Opponents of Cuomo’s casino gambling proposal doubt it will be much better.
“I thought it was a very slick move on his part to wrap a casino inside a convention center. They’re both bad ideas,” says Paul Davies, a fellow at the Institute of American Values in Manhattan. He bemoaned the fact that former Gov. Mario Cuomo had denounced gambling in his 1994 book The New York Idea as “economically regressive.” Unlike his son today.
“The other guy who’s a real disappointment is Mayor Bloomberg,” Davies says, adding that the billionaire once on the record opposing casino gambling has “completely rolled over.” Davies also predicted that if Genting gets its casino license, then smoking will be permitted indoors, another blow to Bloomberg’s public health image, because the casinos don’t want anybody leaving a slot machine to take a smoking break. The whole prospect has Davies depressed.
“Go into Aqueduct. It looks like the Port Authority bus terminal,” Davies says. “There’s a lot of sad, desperate people in there plowing their money into a machine thinking they’re going to get rich. It’s an addictive, bad business.”
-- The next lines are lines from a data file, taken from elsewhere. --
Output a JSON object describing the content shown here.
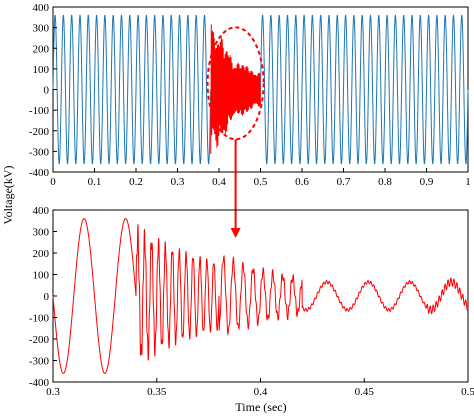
{
  "chart_data": [
    {
      "type": "line",
      "panel": "top",
      "title": "",
      "xlabel": "",
      "ylabel": "Voltage(kV)",
      "xlim": [
        0,
        1
      ],
      "ylim": [
        -400,
        400
      ],
      "xticks": [
        "0",
        "0.1",
        "0.2",
        "0.3",
        "0.4",
        "0.5",
        "0.6",
        "0.7",
        "0.8",
        "0.9",
        "1"
      ],
      "yticks": [
        "400",
        "300",
        "200",
        "100",
        "0",
        "-100",
        "-200",
        "-300",
        "-400"
      ],
      "grid": false,
      "series": [
        {
          "color": "#1f77b4",
          "description_segments": [
            {
              "x_start": 0.0,
              "x_end": 0.38,
              "kind": "sinusoid",
              "amplitude_kV": 360,
              "frequency_hz": 50
            },
            {
              "x_start": 0.38,
              "x_end": 0.5,
              "kind": "transient",
              "color": "#ff0000"
            },
            {
              "x_start": 0.5,
              "x_end": 1.0,
              "kind": "sinusoid",
              "amplitude_kV": 360,
              "frequency_hz": 50
            }
          ]
        }
      ],
      "annotation": {
        "type": "dashed-ellipse",
        "color": "#ff0000",
        "center_x": 0.44,
        "center_y": 30
      }
    },
    {
      "type": "line",
      "panel": "bottom",
      "title": "",
      "xlabel": "Time (sec)",
      "ylabel": "",
      "xlim": [
        0.3,
        0.5
      ],
      "ylim": [
        -400,
        400
      ],
      "xticks": [
        "0.3",
        "0.35",
        "0.4",
        "0.45",
        "0.5"
      ],
      "yticks": [
        "400",
        "300",
        "200",
        "100",
        "0",
        "-100",
        "-200",
        "-300",
        "-400"
      ],
      "grid": false,
      "series": [
        {
          "color": "#ff0000",
          "envelope_points": [
            {
              "x": 0.3,
              "y": 0
            },
            {
              "x": 0.305,
              "y": -360
            },
            {
              "x": 0.315,
              "y": 360
            },
            {
              "x": 0.325,
              "y": -360
            },
            {
              "x": 0.335,
              "y": 340
            },
            {
              "x": 0.36,
              "y": 220
            },
            {
              "x": 0.38,
              "y": 190
            },
            {
              "x": 0.4,
              "y": 120
            },
            {
              "x": 0.42,
              "y": 60
            },
            {
              "x": 0.45,
              "y": 60
            },
            {
              "x": 0.5,
              "y": 60
            }
          ]
        }
      ]
    }
  ]
}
Davies notes that Moody’s Investors Service says that Mohegan Sun’s parent company “faces a wall of debt” and that both Mohegan Sun and Foxwoods in Connecticut are “teetering.” Elsewhere it’s been reported that revenue at Atlantic City’s casinos has declined five years in a row, despite having a slight gain in December. The city’s 12th casino is set to open in May.